American universities are becoming more sensitive to environmental concerns, not only in what they teach but in how they operate.

Several are banding together to develop strategies for reducing waste, using renewable energy sources and adding classes about sustainable practices.

At Tufts University in Massachusetts, student dormitories compete to see which can cut energy use the most. A coalition of universities in the south has created a programme where one faculty member from each school spends a year studying environmental issues.

A group of historically black universities is working to increase the number of minorities in environmental jobs. And students at the elite Ivy League schools, such as Harvard, have launched a campaign encouraging their classmates to turn off their computers overnight.

But problems remain, among them lack of funding and resistance from some university administrators. As non-profit institutions, United States universities have traditionally been slow to respond to the attraction of a return on investment.

"There have been many colleges and universities that have done pieces of the puzzle well," said Sarah Hammond Creighton, project manager of the Tufts University Climate Initiative and author of the book Greening the Ivory Tower .

"Some have really great environmental studies programmes, some have undertaken energy conservation, others have undertaken water conservation, others have outstanding research. What is increasing is the awareness that universities have to combine these things," she said.
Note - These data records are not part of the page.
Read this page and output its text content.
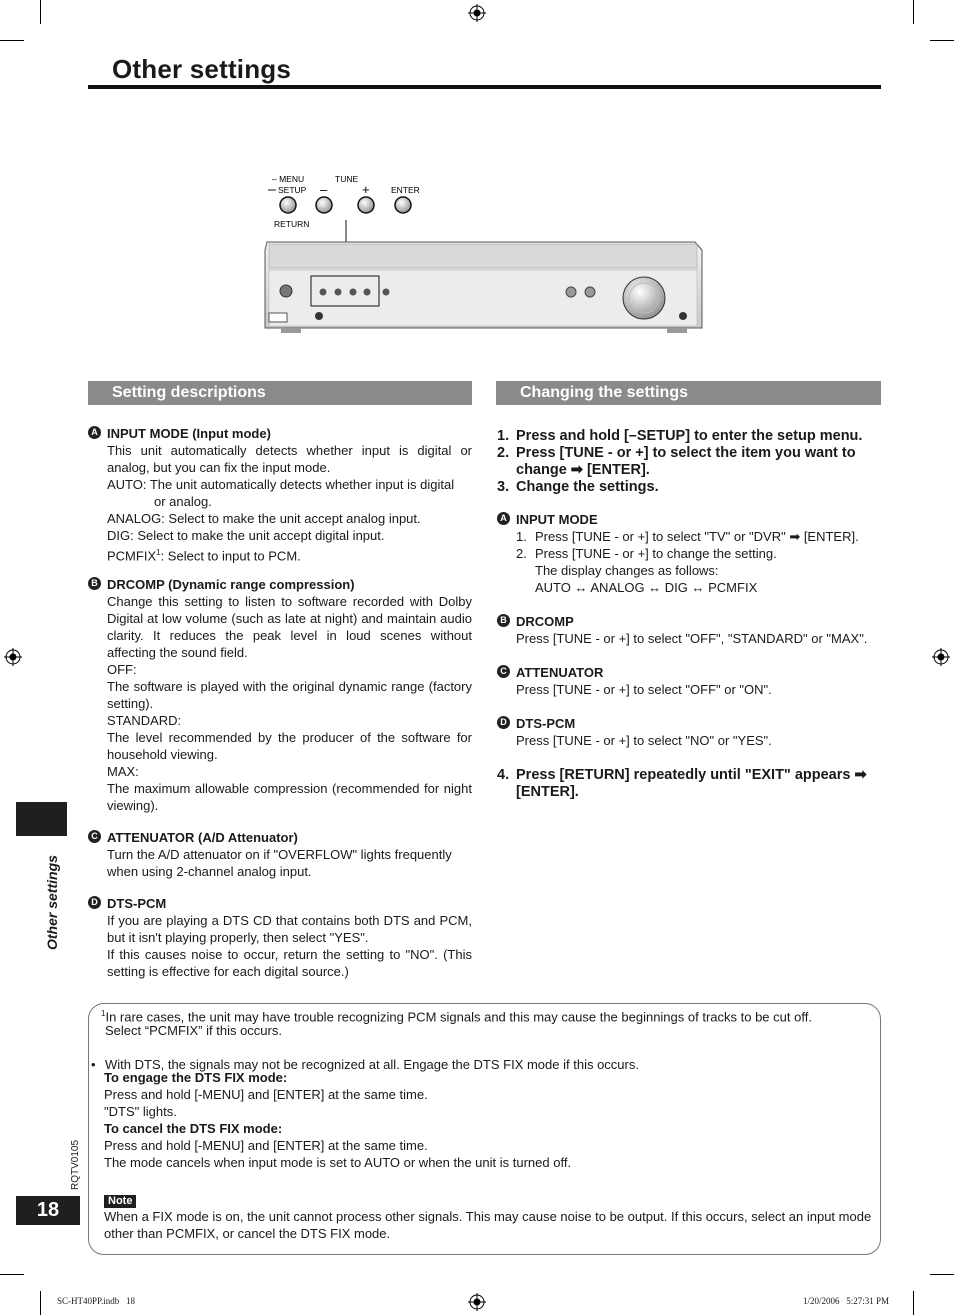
Other settings
– MENU
SETUP
TUNE
–	+	ENTER
RETURN
Setting descriptions
A INPUT MODE (Input mode)

This unit automatically detects whether input is digital or analog, but you can fix the input mode.

AUTO: The unit automatically detects whether input is digital

or analog.

ANALOG: Select to make the unit accept analog input.

DIG: Select to make the unit accept digital input.

PCMFIX$^1$: Select to input to PCM.

B DRCOMP (Dynamic range compression)

Change this setting to listen to software recorded with Dolby Digital at low volume (such as late at night) and maintain audio clarity. It reduces the peak level in loud scenes without affecting the sound field.

OFF:

The software is played with the original dynamic range (factory setting).

STANDARD:

The level recommended by the producer of the software for household viewing.

MAX:

The maximum allowable compression (recommended for night viewing).

C ATTENUATOR (A/D Attenuator)

Turn the A/D attenuator on if "OVERFLOW" lights frequently when using 2-channel analog input.

D DTS-PCM

If you are playing a DTS CD that contains both DTS and PCM, but it isn't playing properly, then select "YES".

If this causes noise to occur, return the setting to "NO". (This setting is effective for each digital source.)

Changing the settings
1. Press and hold [–SETUP] to enter the setup menu.
2. Press [TUNE - or +] to select the item you want to change ➡ [ENTER].
3. Change the settings.
A INPUT MODE

1. Press [TUNE - or +] to select "TV" or "DVR" ➡ [ENTER].
2. Press [TUNE - or +] to change the setting.

The display changes as follows:

AUTO ↔ ANALOG ↔ DIG ↔ PCMFIX

B DRCOMP

Press [TUNE - or +] to select "OFF", "STANDARD" or "MAX".

C ATTENUATOR

Press [TUNE - or +] to select "OFF" or "ON".

D DTS-PCM

Press [TUNE - or +] to select "NO" or "YES".

4. Press [RETURN] repeatedly until "EXIT" appears ➡ [ENTER].
Other settings
$^1$In rare cases, the unit may have trouble recognizing PCM signals and this may cause the beginnings of tracks to be cut off.
Select “PCMFIX” if this occurs.
• With DTS, the signals may not be recognized at all. Engage the DTS FIX mode if this occurs.
To engage the DTS FIX mode:
Press and hold [-MENU] and [ENTER] at the same time.
"DTS" lights.
To cancel the DTS FIX mode:
Press and hold [-MENU] and [ENTER] at the same time.
The mode cancels when input mode is set to AUTO or when the unit is turned off.
Note
When a FIX mode is on, the unit cannot process other signals. This may cause noise to be output. If this occurs, select an input mode other than PCMFIX, or cancel the DTS FIX mode.
RQTV0105
18
SC-HT40PP.indb   18	1/20/2006   5:27:31 PM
Nationally, officials have become more responsive as energy costs rise along with fuel prices, especially on campuses where increasingly prevalent electronic devices have been guzzling power. At Tufts, for instance, electricity use has grown 18 per cent in ten years, thanks in large part to an estimated 6,000 computers that, Ms Hammond suggested, were left on all the time.

Universities are also responding to the government's newly aggressive enforcement efforts - including large fines - which have followed embarrassing disclosures of environmental violations. "There is an increasing awareness that universities are polluters," Ms Hammond said.

Consciousness-raising efforts included a bid to train future leaders in environmental issues, said Anthony Cortese, who heads Second Nature, a non-profit organisation that works with universities to expand their environmental programmes.

"We want everybody to be taught how to function in an environmentally sustainable society," Mr Cortese said. "We want it to be second nature."

The group is pushing to make sustainable design part of the required training of architects, engineers and other profess-ionals.